Reading and Searching the CFI’s Machine Readable Data
Use the Index to search for specific schools
The appendices offer a school-by-school analysis of contingent counts and percentages across full-time instructional, full-time research, part-time and graduate faculty along with totals for each institution.
The original document is a pdf and is machine-readable. This allows you to find your school using
control + f on a PC and
command + F on Mac.
Note that the tables are split in two pages, making it difficult to read electronically.
I wanted to fix this inconvenience so I modified the pdf [download modified pdf here] to include an extra blank page at p. 19 so that the charts display across from each other (as likely intended by the authors). I also rotated the charts on p. 17 and 18 to landscape view so no one strains their neck trying to read sideways.

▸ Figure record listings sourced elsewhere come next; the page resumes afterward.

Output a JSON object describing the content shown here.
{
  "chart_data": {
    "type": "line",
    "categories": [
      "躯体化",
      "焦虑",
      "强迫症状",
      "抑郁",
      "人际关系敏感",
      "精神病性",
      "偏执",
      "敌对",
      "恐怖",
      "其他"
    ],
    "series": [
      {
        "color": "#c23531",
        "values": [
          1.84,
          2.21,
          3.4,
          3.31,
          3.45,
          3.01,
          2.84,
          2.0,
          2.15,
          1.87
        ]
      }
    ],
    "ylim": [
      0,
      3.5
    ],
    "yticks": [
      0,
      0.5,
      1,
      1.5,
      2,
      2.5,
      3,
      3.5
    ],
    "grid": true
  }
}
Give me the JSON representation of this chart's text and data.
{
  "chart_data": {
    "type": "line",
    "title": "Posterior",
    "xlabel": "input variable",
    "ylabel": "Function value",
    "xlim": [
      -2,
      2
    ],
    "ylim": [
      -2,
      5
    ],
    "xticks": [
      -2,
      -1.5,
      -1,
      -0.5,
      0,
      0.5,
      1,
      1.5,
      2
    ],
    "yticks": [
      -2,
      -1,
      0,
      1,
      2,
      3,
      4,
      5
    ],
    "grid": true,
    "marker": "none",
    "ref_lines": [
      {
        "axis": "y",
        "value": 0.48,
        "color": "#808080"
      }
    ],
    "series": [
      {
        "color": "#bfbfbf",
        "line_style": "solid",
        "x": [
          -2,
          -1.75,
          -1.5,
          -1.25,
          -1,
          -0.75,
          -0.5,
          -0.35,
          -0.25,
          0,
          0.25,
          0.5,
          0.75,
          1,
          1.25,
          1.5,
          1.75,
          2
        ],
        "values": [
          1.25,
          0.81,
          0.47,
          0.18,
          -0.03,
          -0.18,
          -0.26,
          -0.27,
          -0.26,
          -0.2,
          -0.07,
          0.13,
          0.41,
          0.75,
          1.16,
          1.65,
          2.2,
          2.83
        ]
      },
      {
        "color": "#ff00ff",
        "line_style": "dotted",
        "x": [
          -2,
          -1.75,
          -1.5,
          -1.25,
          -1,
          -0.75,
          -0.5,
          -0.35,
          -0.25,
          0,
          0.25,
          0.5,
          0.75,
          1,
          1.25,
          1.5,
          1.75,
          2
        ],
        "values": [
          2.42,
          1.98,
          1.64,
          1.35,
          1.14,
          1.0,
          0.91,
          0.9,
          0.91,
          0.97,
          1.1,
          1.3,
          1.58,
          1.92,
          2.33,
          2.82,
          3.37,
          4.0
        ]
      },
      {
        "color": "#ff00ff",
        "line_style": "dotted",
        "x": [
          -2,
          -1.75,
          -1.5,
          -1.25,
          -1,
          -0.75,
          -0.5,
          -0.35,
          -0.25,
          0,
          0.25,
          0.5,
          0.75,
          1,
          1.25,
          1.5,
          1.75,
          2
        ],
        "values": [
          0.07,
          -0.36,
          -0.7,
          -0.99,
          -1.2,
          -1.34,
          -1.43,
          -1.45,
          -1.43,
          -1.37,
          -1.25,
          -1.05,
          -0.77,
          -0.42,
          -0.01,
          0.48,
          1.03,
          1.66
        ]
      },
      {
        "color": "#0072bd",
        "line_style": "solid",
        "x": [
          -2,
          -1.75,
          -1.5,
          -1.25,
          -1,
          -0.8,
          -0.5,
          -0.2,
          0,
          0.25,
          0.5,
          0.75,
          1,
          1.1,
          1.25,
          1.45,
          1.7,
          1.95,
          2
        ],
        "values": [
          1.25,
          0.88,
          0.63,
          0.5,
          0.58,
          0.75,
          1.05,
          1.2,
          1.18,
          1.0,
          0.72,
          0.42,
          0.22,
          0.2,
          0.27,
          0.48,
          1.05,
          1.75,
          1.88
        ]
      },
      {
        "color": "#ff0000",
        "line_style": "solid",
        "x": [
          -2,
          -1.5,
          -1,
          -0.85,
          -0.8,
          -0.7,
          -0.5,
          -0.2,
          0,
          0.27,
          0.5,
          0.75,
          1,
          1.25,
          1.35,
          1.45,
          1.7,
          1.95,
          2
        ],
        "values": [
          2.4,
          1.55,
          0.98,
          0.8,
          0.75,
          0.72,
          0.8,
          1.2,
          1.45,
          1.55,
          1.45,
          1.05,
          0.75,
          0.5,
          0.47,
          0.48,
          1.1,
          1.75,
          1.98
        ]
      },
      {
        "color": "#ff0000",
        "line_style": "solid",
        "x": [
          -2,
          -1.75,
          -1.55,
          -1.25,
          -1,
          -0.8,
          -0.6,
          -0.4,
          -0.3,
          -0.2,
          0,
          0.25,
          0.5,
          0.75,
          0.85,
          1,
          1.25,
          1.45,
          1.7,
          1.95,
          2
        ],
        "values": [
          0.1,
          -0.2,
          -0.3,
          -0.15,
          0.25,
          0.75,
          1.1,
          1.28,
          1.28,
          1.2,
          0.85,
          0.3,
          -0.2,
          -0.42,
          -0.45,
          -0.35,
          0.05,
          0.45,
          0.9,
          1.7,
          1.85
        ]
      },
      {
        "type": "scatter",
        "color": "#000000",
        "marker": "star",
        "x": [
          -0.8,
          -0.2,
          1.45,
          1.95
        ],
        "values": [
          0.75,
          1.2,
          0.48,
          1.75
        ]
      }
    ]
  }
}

Open the modified document in Adobe Acrobat Reader…[freely download Adobe]
Go to “view” → “page display” and choose “Two Up” or “Two Up Continuous.”
Now you can easily read across to find all data for a particular school.
The New Table of Contents
→ Doctoral programs begin on p. 20
→ Masters programs begin on p. 38
→ Baccalaureate programs begin on p. 74
→ Associates programs begin on p. 110
Extracting and Sharing the Data
I wanted to extract the data from the pdf to:
- Examine some patterns that were beyond the scope of the original study
- See what else could be gleaned from the AAUP’s existing, well-formatted, data
- Prepare data for comparison with more recent data from IPEDS and other sources
I extracted the Baccalaureate data from the pdfs into a spreadsheet [Baccal_Pages_AAUPContingentFacultyIndex2006].
The spreadsheet is also now publicly available in Google Fusion Tables.
I document my extraction process below in case these steps prove useful to other extraction and sharing efforts.
Things that didn’t work
A. Copy paste from pdf to Excel resulted in all data in one column 😦
B. Export to XML resulted in a muck of code 😦
Things that did work
Using Adobe Acrobat Pro (I’m still on version 9.0)…
1. Extract the desired page(s) that contain(s) the table data you want
2. From your new pdf of extracted pages you can either…
…Export the pdf to HTML, Open Excel, import the HTML file
…Save the pdf as “tables in Excel.” This produces an XML file that Excel can read [recommended]
3. Manually move the data into a single sheet using copy/paste because each page will appear on a separate sheet in the same workbook.
4. To delete formatting, save the excel file as .csv and then reopen the .csv file in Excel or another analysis program. This will allow you to use filtering and sorting functions without running into errors due to merged table cells.